Indeed, after her gigs in Houston, Rhodes will be back in her role as musicologist, going through old recordings at her home and interviewing singers such as Marcia Ball about the influence of the Outlaw Country movement while working on the documentary.
After a short pause, Rhodes says what surprised her most among the piles of boxes and papers was a vintage recording of a radio interview her husband did with late San Antonio rocker Doug Sahm. During the program, the legendary Houston producer Huey Meaux, who recorded Sahm's biggest hit, “She's About a Mover,” with the Sir Douglas Quintet in 1965, called into the station to talk with them.

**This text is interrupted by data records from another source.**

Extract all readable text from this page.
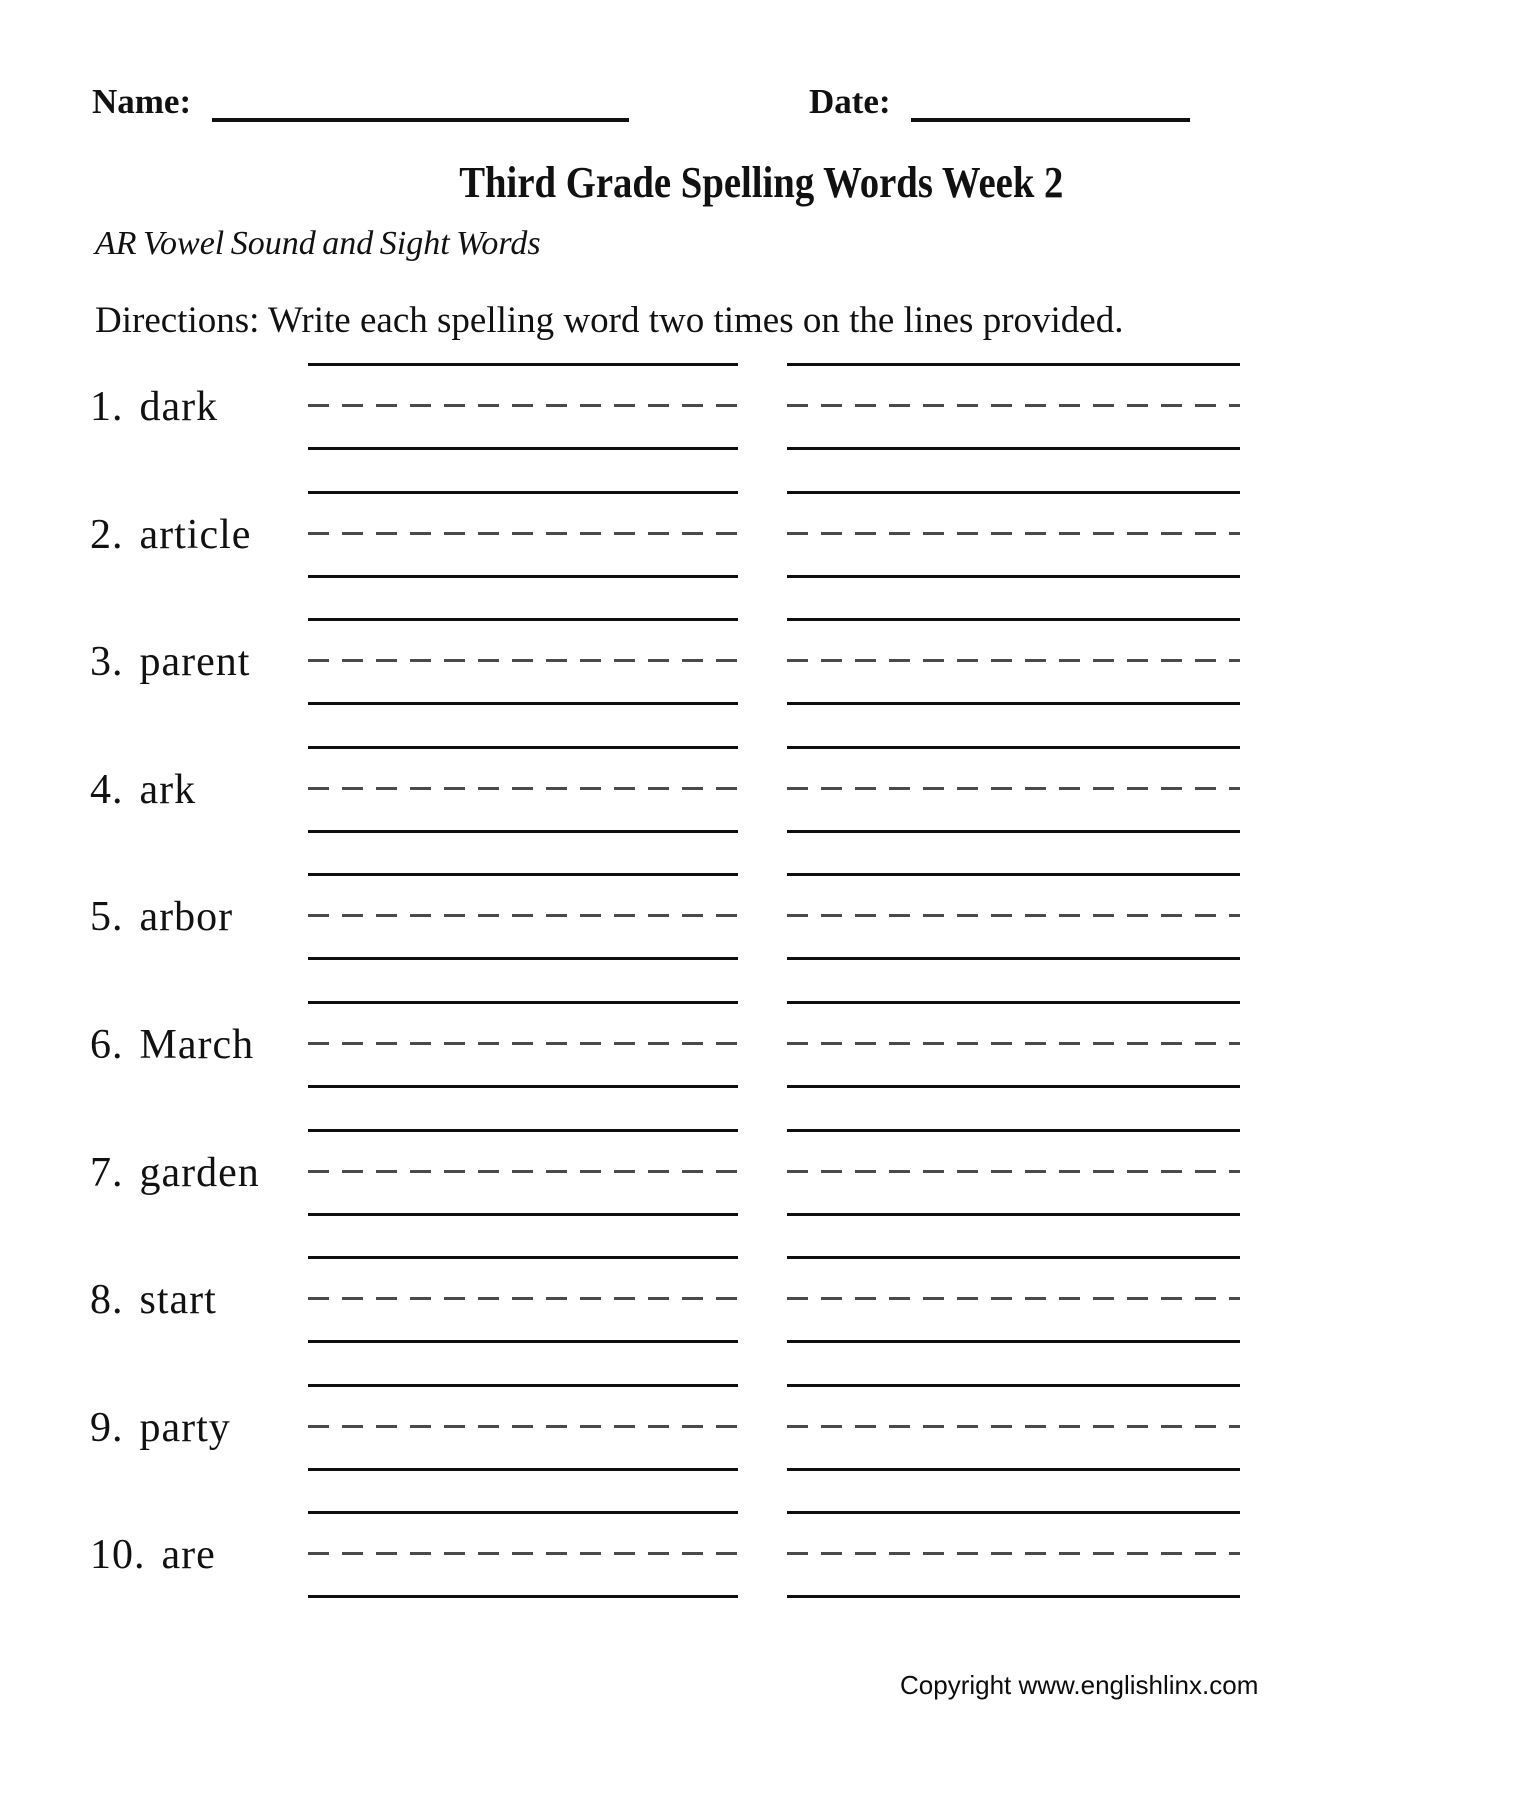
Name:	Date:
Third Grade Spelling Words Week 2
AR Vowel Sound and Sight Words
Directions: Write each spelling word two times on the lines provided.
1. dark
2. article
3. parent
4. ark
5. arbor
6. March
7. garden
8. start
9. party
10. are
Copyright www.englishlinx.com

The other was a letter written to Rhodes by her soon-to-be husband shortly after they first met in 1979, in which he said he was looking forward to recording with her sometime and wanted to help her with her career and that he loved her voice.
“It's become the most precious thing to me,” Rhodes says, emotion welling up in her voice. Then she pauses and laughs.
“Guess he had no idea what he was getting himself into.”
Kimmie Rhodes performs with Lisa Morales and Jay Boy Adams as part of songwriter's night, 7:30 p.m. tonight at McGonigel's Mucky Duck, 2425 Norfolk. She will also play Wednesday, October 21 at Dosey Doe Music Cafe, 463 FM 1488 in Conroe.